After one presidential election, Brown recalled, Stonie, who commuted to Emerson from his home in New Hampshire, expressed bewilderment at the results in his home state. Brown, with a straight face, said that droves of Massachusetts liberals were moving to the Granite State.

“He actually got heated,” Brown said. “He looked at me and saw that I was smiling [and] broke out into one of his few, gruff laughs, realizing that I was teasing him.

“We never had a disagreement again. He was hardworking and dedicated to Emerson.
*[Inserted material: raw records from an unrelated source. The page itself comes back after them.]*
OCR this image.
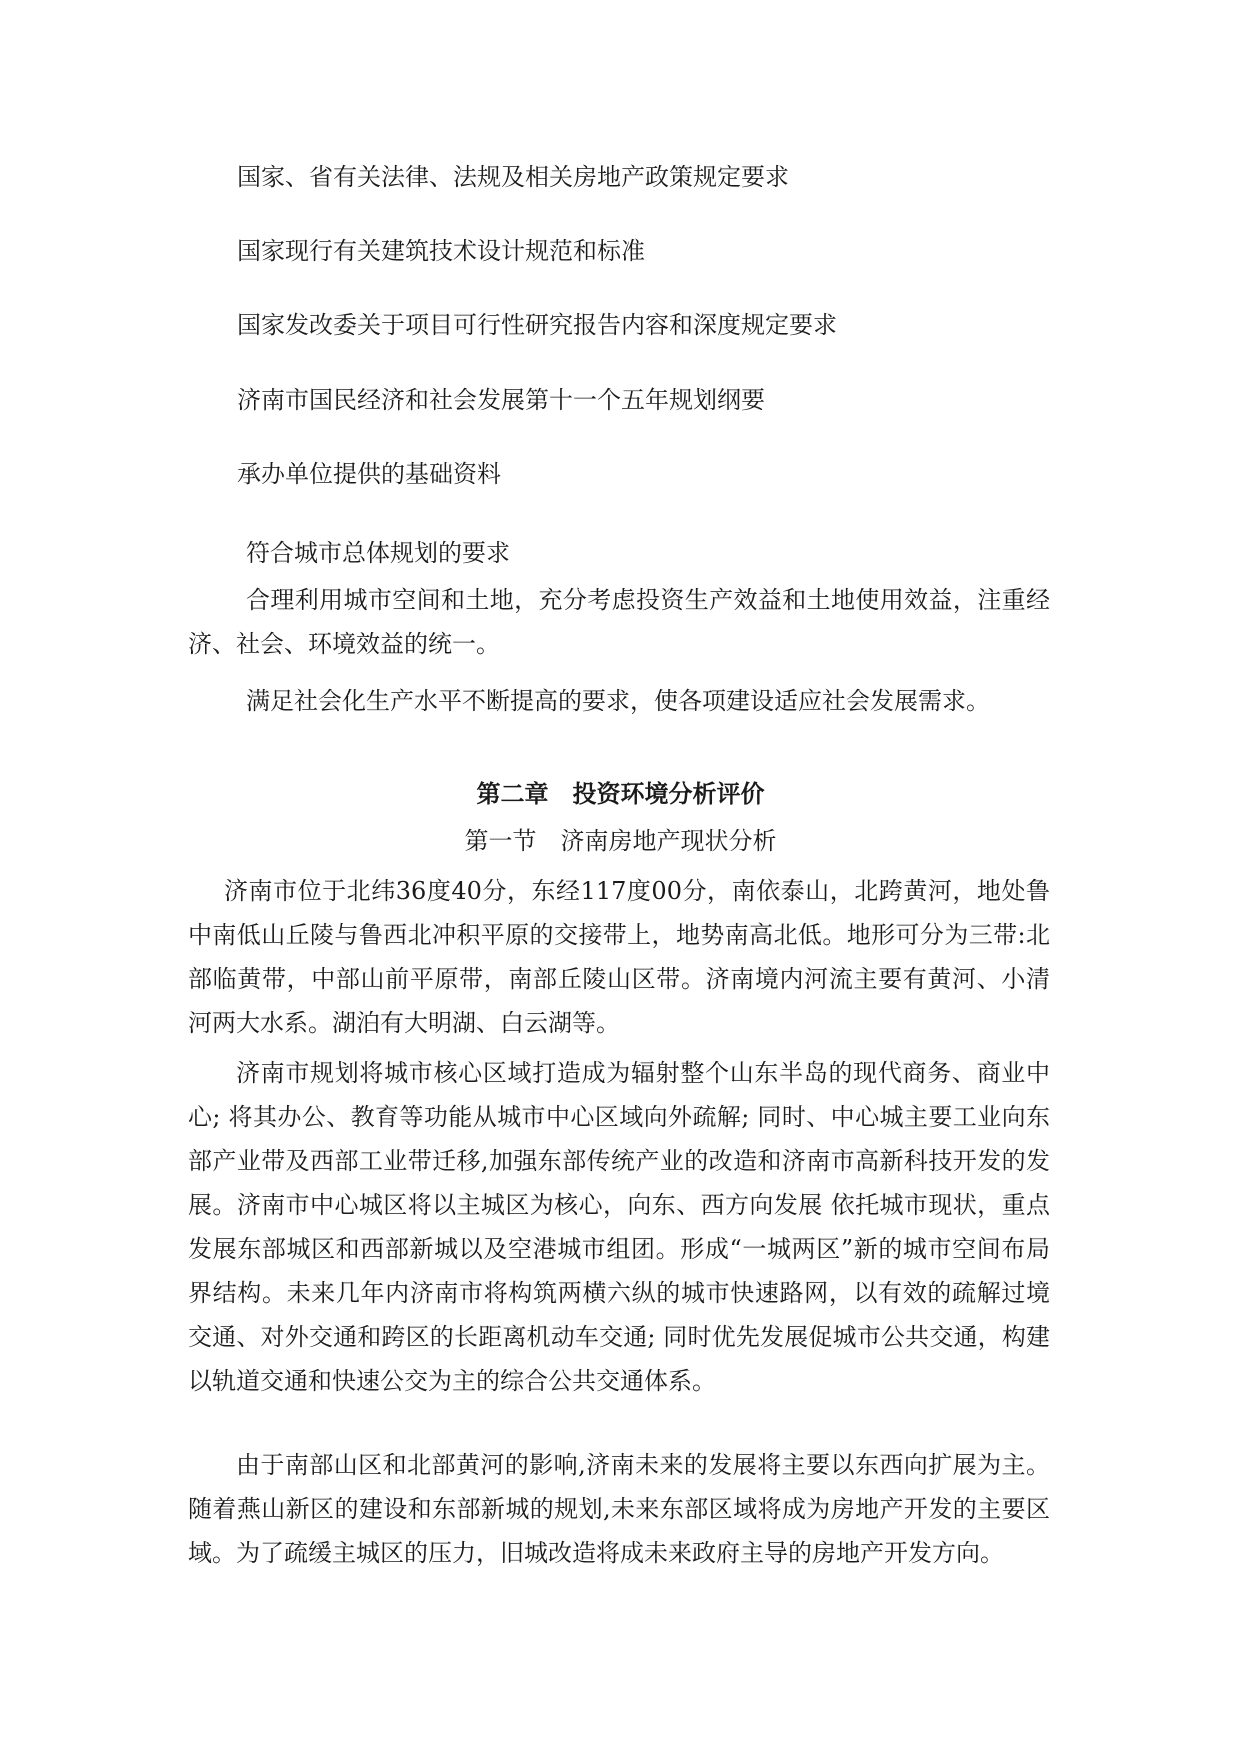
国家、省有关法律、法规及相关房地产政策规定要求
国家现行有关建筑技术设计规范和标准
国家发改委关于项目可行性研究报告内容和深度规定要求
济南市国民经济和社会发展第十一个五年规划纲要
承办单位提供的基础资料
符合城市总体规划的要求

合理利用城市空间和土地，充分考虑投资生产效益和土地使用效益，注重经济、社会、环境效益的统一。

满足社会化生产水平不断提高的要求，使各项建设适应社会发展需求。
第二章　投资环境分析评价
第一节　济南房地产现状分析

济南市位于北纬36度40分，东经117度00分，南依泰山，北跨黄河，地处鲁中南低山丘陵与鲁西北冲积平原的交接带上，地势南高北低。地形可分为三带:北部临黄带，中部山前平原带，南部丘陵山区带。济南境内河流主要有黄河、小清河两大水系。湖泊有大明湖、白云湖等。

济南市规划将城市核心区域打造成为辐射整个山东半岛的现代商务、商业中心; 将其办公、教育等功能从城市中心区域向外疏解; 同时、中心城主要工业向东部产业带及西部工业带迁移,加强东部传统产业的改造和济南市高新科技开发的发展。济南市中心城区将以主城区为核心，向东、西方向发展 依托城市现状，重点发展东部城区和西部新城以及空港城市组团。形成“一城两区”新的城市空间布局界结构。未来几年内济南市将构筑两横六纵的城市快速路网，以有效的疏解过境交通、对外交通和跨区的长距离机动车交通; 同时优先发展促城市公共交通，构建以轨道交通和快速公交为主的综合公共交通体系。

由于南部山区和北部黄河的影响,济南未来的发展将主要以东西向扩展为主。随着燕山新区的建设和东部新城的规划,未来东部区域将成为房地产开发的主要区域。为了疏缓主城区的压力，旧城改造将成未来政府主导的房地产开发方向。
That was actually a pretty good model to follow!” he said. 

A clergyman as well as an academic, Stonie served as a minister at Christ Church Unitarian in Dorchester, Massachusetts, and was warden and summer minister of Hampton Falls Congregational Church in New Hampshire, according to the obit.

Stonie graduated from Northeastern University with a BA in Sociology and Economics in 1953, and from Andover Newton Theological School with a BDiv in Social Ethics in 1957 before enrolling at BU where he earned an MA in 1959 and an Ed.D. in Organizational Behavior in 1975.

He leaves his wife, Emerson alumna Mary Jo (Czarick) Stonie ’60, MA ’75; two sons, Dorian Stonie and alumnus Henry Stonie Jr. ’88; and two grandsons.

Information not taken from obituary was compiled by Emerson College Archives.